Our favorite X99 board is the Asus X99-A/USB 3.1, an updated version of the TR Recommended X99-A. As its name implies, the USB 3.1 variant adds a couple of the next-generation USB ports to the rear I/O cluster. This board's expansion options are plentiful otherwise, and our X99-A sample proved to be a capable overclocking platform for our Haswell-E CPU. We think this board is so good that there's no need to spend hundreds more on fancier X99 options unless they have specific features you require.
With Skylake comes a need for DDR4 memory. We're happy to report that DDR4 prices have come way down since Haswell-E systems first created a need for this next-generation RAM, and they've stayed there since.
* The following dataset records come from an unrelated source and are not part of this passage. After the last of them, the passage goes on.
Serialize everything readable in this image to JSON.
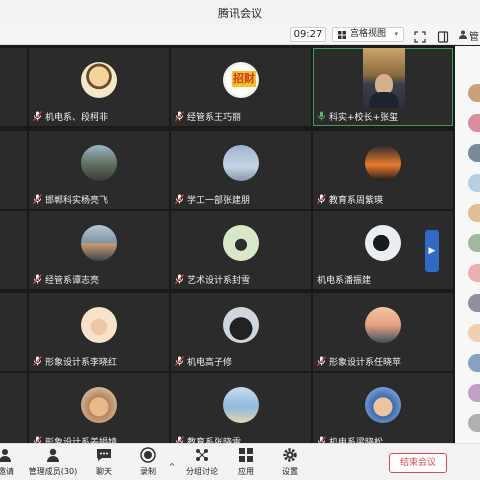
{
  "window": {
    "title": "腾讯会议"
  },
  "toolbar": {
    "timer": "09:27",
    "view_label": "宫格视图",
    "view_icon": "grid-icon",
    "caret": "▾",
    "manage_partial": "管"
  },
  "tiles": [
    {
      "name": "",
      "avatar": "none",
      "mic": "none"
    },
    {
      "name": "机电系、段柯非",
      "avatar": "cartoon-boy",
      "mic": "muted"
    },
    {
      "name": "经管系王巧丽",
      "avatar": "zhaocai-logo",
      "mic": "muted"
    },
    {
      "name": "科实+校长+张玺",
      "avatar": "video",
      "mic": "on"
    },
    {
      "name": "",
      "avatar": "none",
      "mic": "none"
    },
    {
      "name": "邯郸科实杨亮飞",
      "avatar": "family-photo",
      "mic": "muted"
    },
    {
      "name": "学工一部张建朋",
      "avatar": "sky",
      "mic": "muted"
    },
    {
      "name": "教育系周紫瑛",
      "avatar": "sunset",
      "mic": "muted"
    },
    {
      "name": "",
      "avatar": "none",
      "mic": "none"
    },
    {
      "name": "经管系谭志亮",
      "avatar": "sea",
      "mic": "muted"
    },
    {
      "name": "艺术设计系封雪",
      "avatar": "girl-cartoon",
      "mic": "muted"
    },
    {
      "name": "机电系潘振建",
      "avatar": "silhouette",
      "mic": "none"
    },
    {
      "name": "",
      "avatar": "none",
      "mic": "none"
    },
    {
      "name": "形象设计系李晓红",
      "avatar": "girl-sketch",
      "mic": "muted"
    },
    {
      "name": "机电高子修",
      "avatar": "hoodie",
      "mic": "muted"
    },
    {
      "name": "形象设计系任晓苹",
      "avatar": "dusk",
      "mic": "muted"
    },
    {
      "name": "",
      "avatar": "none",
      "mic": "none"
    },
    {
      "name": "形象设计系姜娟婧",
      "avatar": "dog",
      "mic": "muted"
    },
    {
      "name": "教育系张晓雪",
      "avatar": "beach",
      "mic": "muted"
    },
    {
      "name": "机电系梁晓松",
      "avatar": "glasses-man",
      "mic": "muted"
    }
  ],
  "bottombar": {
    "invite": "邀请",
    "members": "管理成员(30)",
    "chat": "聊天",
    "record": "录制",
    "breakout": "分组讨论",
    "apps": "应用",
    "settings": "设置",
    "end": "结束会议"
  },
  "colors": {
    "active_border": "#3aa15a",
    "end_red": "#e24a4a",
    "accent_blue": "#2f6bc6"
  }
}
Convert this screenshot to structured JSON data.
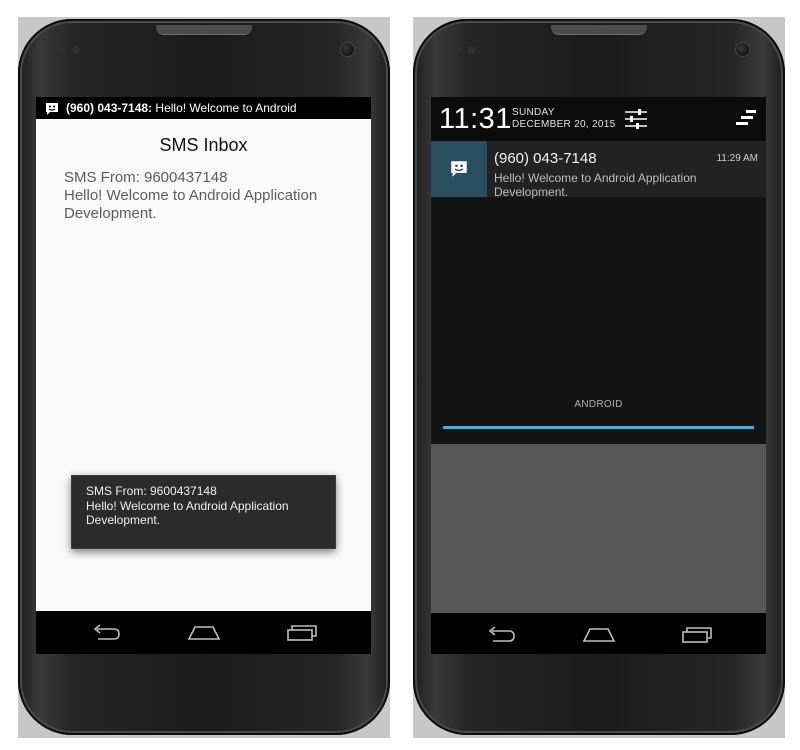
{
  "left": {
    "status_bar": {
      "icon": "sms-icon",
      "ticker_sender": "(960) 043-7148:",
      "ticker_message": "Hello! Welcome to Android"
    },
    "app": {
      "title": "SMS Inbox",
      "sms_from_label": "SMS From: 9600437148",
      "message": "Hello! Welcome to Android Application Development."
    },
    "toast": {
      "line1": "SMS From: 9600437148",
      "line2": "Hello! Welcome to Android Application Development."
    },
    "nav": {
      "back": "back-icon",
      "home": "home-icon",
      "recents": "recents-icon"
    }
  },
  "right": {
    "header": {
      "time": "11:31",
      "day": "SUNDAY",
      "date": "DECEMBER 20, 2015",
      "settings_icon": "quick-settings-icon",
      "clear_icon": "clear-all-icon"
    },
    "notification": {
      "icon": "sms-icon",
      "title": "(960) 043-7148",
      "time": "11:29 AM",
      "text": "Hello! Welcome to Android Application Development."
    },
    "carrier": "ANDROID",
    "nav": {
      "back": "back-icon",
      "home": "home-icon",
      "recents": "recents-icon"
    }
  },
  "colors": {
    "accent": "#33b5e5",
    "notification_icon_bg": "#284e60",
    "app_background": "#fafafa",
    "shade_background": "#141414"
  }
}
You won't be paying through the nose for memory if you build with Skylake and 100-series motherboards.
Now that the difference between 4GB and 8GB RAM kits is about $10, we can no longer recommend 4GB in good conscience. Most RAM makers aren't even offering 4GB dual-channel DDR4 kits, anyway, so builders would be further hampering performance by choosing to save money in this area. Buy whatever 8GB kit of DDR4 DIMMs you can afford and thank us later.
Intel's official spec for Skylake-compatible DDR4 RAM is DDR4-2133 running at 1.2V, but we've used significantly faster DIMMs like DDR4-3000 in our CPU and motherboard test rigs without issue. Given the small price premium and potential increases in bandwidth that faster DDR4 offers, we think it's a worthy upgrade to get the speedier RAM if you have room in the budget.
AMD builders will still need DDR3 RAM. We suggest an 8GB kit of DDR3-1600 like these Crucial Ballistix Sport DIMMs.
|G.Skill Ripjaws 4 8GB (2x4GB) DDR4-2133||$44.99|
|Corsair Vengeance LPX 8GB (2x4GB) DDR4-3000||$64.99|
|G.Skill Ripjaws 4 16GB (2x8GB) DDR4-2133||$79.99|
|G.Skill Ripjaws 4 16GB (2x8GB) DDR4-3000||$104.99|
|HyperX Fury 32GB (4x8GB) DDR4-2133||$189.99|
|G.Skill Ripjaws 4 32GB (4x8GB) DDR4-3000||$219.99|
For H170, Z170, and X99-based systems, any of the above DDR4 kits should be a good bet, depending on the capacity and speed you can afford. We should note that it's cheaper for X99 builders to double up on any of the above kits rather than buying a single quad-channel kit—it seems like some RAM makers are price-gouging for the privilege of getting four DIMMs in a package rather than two. There's no need to pay extra for that.